People in portraits can visit any other portrait in the same building as theirs. They’re also able to physically interact with the other wizards in those portraits.

“They walked along the corridor, through a set of double doors and found a rickety staircase lined with more portraits of brutal-looking Healers. As they climbed it, the various Healers called out to them, diagnosing odd complaints and suggesting horrible remedies. Ron was seriously affronted when a medieval wizard called out that he clearly had a bad case of spattergroit.

‘And what’s that supposed to be?’ he asked angrily, as the Healer pursued him through six more portraits, shoving the occupants out of the way.”
- Harry Potter and the Order of the Phoenix, Chapter 23 (Christmas on the Closed Ward)

They can also go into things on the wall that aren’t portraits - the Fat Lady once hid in a map.

“And the Fat Lady, sir?’

‘Hiding in a map of Argyllshire on the second floor. Apparently she refused to let Black in without the password, so he attacked.”
- Harry Potter and the Prisoner of Azkaban, Chapter 9 (Grim Defeat)

They can go to any building where there’s a portrait of them, but they can’t just leave the building and go anywhere they want if there’s no portrait of them there.

“Everard and Dilys were two of Hogwarts’s most celebrated Heads,’ Dumbledore said, now sweeping around Harry, Ron and Professor McGonagall to approach the magnificent sleeping bird on his perch beside the door. ‘Their renown is such that both have portraits hanging in other important wizarding institutions. As they are free to move between their own portraits, they can tell us what may be happening elsewhere …”
- Harry Potter and the Order of the Phoenix, Chapter 22 (St Mungo’s Hospital for Magical Maladies and Injuries)

In addition, they’re also able to go to other portraits that are in the same building as their other portrait as well - this ability isn’t restricted to only one building with their portrait.

“Anyway, they carried him up a few minutes later. He doesn’t look good, he’s covered in blood, I ran along to Elfrida Cragg’s portrait to get a good view as they left –”
- Harry Potter and the Order of the Phoenix, Chapter 22 (St Mungo’s Hospital for Magical Maladies and Injuries)

Everard is able to hop between portraits in both locations he has one.


J.K. Rowling also mentions these rules for portraits in an interview.

So the other two reasons that I have for him not to speak to Dumbledore’s portrait, first of all, I created a lot of rules for this world and then later had to navigate my way around them.

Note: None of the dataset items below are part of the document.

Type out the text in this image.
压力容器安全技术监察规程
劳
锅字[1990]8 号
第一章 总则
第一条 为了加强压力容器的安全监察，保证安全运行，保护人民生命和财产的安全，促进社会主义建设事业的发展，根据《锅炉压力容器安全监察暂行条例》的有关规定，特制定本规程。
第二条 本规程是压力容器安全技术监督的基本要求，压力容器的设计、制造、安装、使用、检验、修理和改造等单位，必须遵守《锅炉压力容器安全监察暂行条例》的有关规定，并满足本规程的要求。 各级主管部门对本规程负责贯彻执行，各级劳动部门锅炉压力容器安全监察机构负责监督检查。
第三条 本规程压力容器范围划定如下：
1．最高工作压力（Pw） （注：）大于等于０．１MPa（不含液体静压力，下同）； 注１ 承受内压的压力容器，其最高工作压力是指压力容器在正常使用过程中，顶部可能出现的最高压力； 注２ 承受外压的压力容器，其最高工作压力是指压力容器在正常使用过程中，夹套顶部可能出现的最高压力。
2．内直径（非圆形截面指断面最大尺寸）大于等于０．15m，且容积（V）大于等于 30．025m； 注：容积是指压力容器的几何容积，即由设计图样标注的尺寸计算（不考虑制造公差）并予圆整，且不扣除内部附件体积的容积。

But this rule was always good, and the rule was that portraits could only move between portraits in the same building. so if I’m in a picture and you’re in a picture and we’re both in Carnegie Hall, then we can move into each other’s pictures. Otherwise we can only move only to other places where we have a portrait. You can’t just move willy nilly through all the – the Louvre, the Met – you can’t do a world tour, as a picture person. You are limited by geography.